Los Angeles, Feb. 13 (Reuters): Keanu Reeves just wants to do good.

For the 40-year-old actor, who plays a demon-fighting supernatural detective in his latest movie Constantine, a film must end with a positive transformation or redemption to pique his interest. And, frankly that is something you might expect from an actor best known as humanity's saviour in The Matrix series to say.

'I don't want to go to a movie and not have something that I can come away with to think about or that adds up to something,' he said recently.

'If it doesn't have that element to it it doesn't really attract me,' Reeves added.

Helped by the use of ground-breaking special effects, the futuristic Matrix trilogy grossed over $1.6 billion in worldwide ticket sales, making it one of the most successful franchises in cinematic history. The trilogy, whose last film was released in 2003, sapped Reeves' time and energy and might have convinced audiences that he was only a Messiah-like action hero.

Reeves' character in Constantine, a 30-cigarette-a-day smoker with a terminal lung disease, tries to win God's favour ' and his way into heaven ' by sending earth-roaming representatives of the devil back to hell. He insisted that Constantine had nothing to the do with The Matrix. Its superhero fights demons from Hell, instead of machines as in The Matrix.

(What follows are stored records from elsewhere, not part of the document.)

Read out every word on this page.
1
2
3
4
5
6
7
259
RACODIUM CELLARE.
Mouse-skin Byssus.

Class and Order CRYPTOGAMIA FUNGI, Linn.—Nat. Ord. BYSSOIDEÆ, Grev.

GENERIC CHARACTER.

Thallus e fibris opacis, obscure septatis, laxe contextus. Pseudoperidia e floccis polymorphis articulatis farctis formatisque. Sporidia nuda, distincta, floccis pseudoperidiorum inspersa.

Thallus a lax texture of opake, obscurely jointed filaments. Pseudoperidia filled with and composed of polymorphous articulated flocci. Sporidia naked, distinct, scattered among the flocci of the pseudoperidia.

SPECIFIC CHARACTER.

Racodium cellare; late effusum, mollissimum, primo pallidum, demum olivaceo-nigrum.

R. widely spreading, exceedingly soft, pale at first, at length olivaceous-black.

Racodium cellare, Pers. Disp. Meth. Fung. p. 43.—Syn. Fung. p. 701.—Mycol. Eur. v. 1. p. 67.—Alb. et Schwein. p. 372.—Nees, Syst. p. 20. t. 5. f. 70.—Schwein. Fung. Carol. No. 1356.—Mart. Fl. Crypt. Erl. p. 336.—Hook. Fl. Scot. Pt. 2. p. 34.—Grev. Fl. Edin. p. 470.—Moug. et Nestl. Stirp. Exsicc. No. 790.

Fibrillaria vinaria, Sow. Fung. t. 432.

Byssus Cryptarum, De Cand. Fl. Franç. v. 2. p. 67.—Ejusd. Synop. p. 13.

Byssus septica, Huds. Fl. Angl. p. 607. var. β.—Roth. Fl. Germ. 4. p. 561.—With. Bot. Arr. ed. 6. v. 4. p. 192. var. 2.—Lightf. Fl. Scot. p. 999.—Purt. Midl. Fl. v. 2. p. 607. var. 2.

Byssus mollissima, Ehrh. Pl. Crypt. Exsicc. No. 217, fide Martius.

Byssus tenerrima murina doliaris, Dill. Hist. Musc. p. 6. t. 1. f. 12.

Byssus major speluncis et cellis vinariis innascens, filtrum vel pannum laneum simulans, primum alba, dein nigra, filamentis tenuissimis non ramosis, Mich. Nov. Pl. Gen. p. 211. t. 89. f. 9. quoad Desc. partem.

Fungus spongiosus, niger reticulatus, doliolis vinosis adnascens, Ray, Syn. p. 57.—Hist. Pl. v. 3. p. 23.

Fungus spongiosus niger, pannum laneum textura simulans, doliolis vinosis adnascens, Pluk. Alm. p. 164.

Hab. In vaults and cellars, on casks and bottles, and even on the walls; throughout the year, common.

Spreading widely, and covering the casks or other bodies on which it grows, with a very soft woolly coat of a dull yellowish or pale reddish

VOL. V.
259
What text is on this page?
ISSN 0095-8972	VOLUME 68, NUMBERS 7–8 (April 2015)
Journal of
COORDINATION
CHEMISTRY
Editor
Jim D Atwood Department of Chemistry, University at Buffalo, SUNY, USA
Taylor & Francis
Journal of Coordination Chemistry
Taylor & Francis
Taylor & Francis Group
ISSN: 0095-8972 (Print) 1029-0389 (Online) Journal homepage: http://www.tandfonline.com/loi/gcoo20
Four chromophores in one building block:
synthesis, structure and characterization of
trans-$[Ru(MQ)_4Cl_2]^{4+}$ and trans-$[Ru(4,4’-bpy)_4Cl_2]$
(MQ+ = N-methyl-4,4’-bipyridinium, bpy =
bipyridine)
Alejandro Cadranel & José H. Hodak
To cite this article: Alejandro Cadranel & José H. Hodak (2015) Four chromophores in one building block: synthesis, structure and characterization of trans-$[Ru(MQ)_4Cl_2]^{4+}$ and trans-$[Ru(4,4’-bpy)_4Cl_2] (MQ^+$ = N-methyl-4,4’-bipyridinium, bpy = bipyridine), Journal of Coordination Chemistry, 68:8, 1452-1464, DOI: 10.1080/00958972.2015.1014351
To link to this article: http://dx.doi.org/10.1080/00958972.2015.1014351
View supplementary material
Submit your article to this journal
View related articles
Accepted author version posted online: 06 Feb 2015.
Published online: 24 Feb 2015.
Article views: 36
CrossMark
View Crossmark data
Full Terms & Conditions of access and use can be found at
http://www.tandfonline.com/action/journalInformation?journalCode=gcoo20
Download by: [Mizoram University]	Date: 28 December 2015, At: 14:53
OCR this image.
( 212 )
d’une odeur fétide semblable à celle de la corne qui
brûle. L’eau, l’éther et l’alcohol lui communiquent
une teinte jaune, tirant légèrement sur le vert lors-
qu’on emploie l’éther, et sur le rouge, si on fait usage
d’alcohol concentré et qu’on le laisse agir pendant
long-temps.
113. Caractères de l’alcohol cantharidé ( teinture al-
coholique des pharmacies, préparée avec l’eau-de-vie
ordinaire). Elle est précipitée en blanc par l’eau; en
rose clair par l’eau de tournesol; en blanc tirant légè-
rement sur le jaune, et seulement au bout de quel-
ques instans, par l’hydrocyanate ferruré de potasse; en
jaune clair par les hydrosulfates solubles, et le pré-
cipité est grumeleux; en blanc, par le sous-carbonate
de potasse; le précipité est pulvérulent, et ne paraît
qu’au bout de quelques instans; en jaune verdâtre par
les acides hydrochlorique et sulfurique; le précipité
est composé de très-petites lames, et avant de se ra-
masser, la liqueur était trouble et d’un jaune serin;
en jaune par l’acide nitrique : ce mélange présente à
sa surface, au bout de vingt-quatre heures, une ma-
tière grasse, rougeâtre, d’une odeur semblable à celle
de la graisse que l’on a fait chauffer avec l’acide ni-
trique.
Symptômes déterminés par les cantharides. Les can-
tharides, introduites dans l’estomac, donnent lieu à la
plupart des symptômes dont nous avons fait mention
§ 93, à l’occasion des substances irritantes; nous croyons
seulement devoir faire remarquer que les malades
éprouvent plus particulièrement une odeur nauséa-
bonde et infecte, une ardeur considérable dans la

It is his first starring role in a big-budget movie since Matrix. Despite his assurances to the contrary, Reeves could not escape suggestions that black-trench-coat-wearing John Constantine would remind audiences of Neo, the darkly clad superhero in the Matrix.

'Hopefully the film is engaging enough that for the whole two hours and six minutes the audience is not going, 'He's wearing a black coat, he's wearing a black coat, he's wearing a black coat',' Reeves said.

'I said yes to (making Constantine) while I was making The Matrix because I didn't feel that I was repeating myself. Constantine is a very extroverted role and so much about it was very different to me than the experience I was having on The Matrix,' he said.

In his post-Matrix existence, Reeves said he has made an effort to play a range of roles, including a sweet young doctor in the romantic comedy Something's Gotta Give and even something he described as a 'Zen orthodontist' in the upcoming independent film Thumbsucker.

'Sometimes you don't want to play the hero,' said Reeves, who rose to superstar status after playing the protagonist policeman in 1994's action-thriller Speed.

In Constantine his character meets policewoman Angela Dodson (Rachel Weisz), who is determined to prove her sister's death was not a suicide so she can give her a Catholic burial.

Constantine's journey takes him through a computer-generated world of demons and angels, but Reeves said the film is more about human struggles than spiritual ones.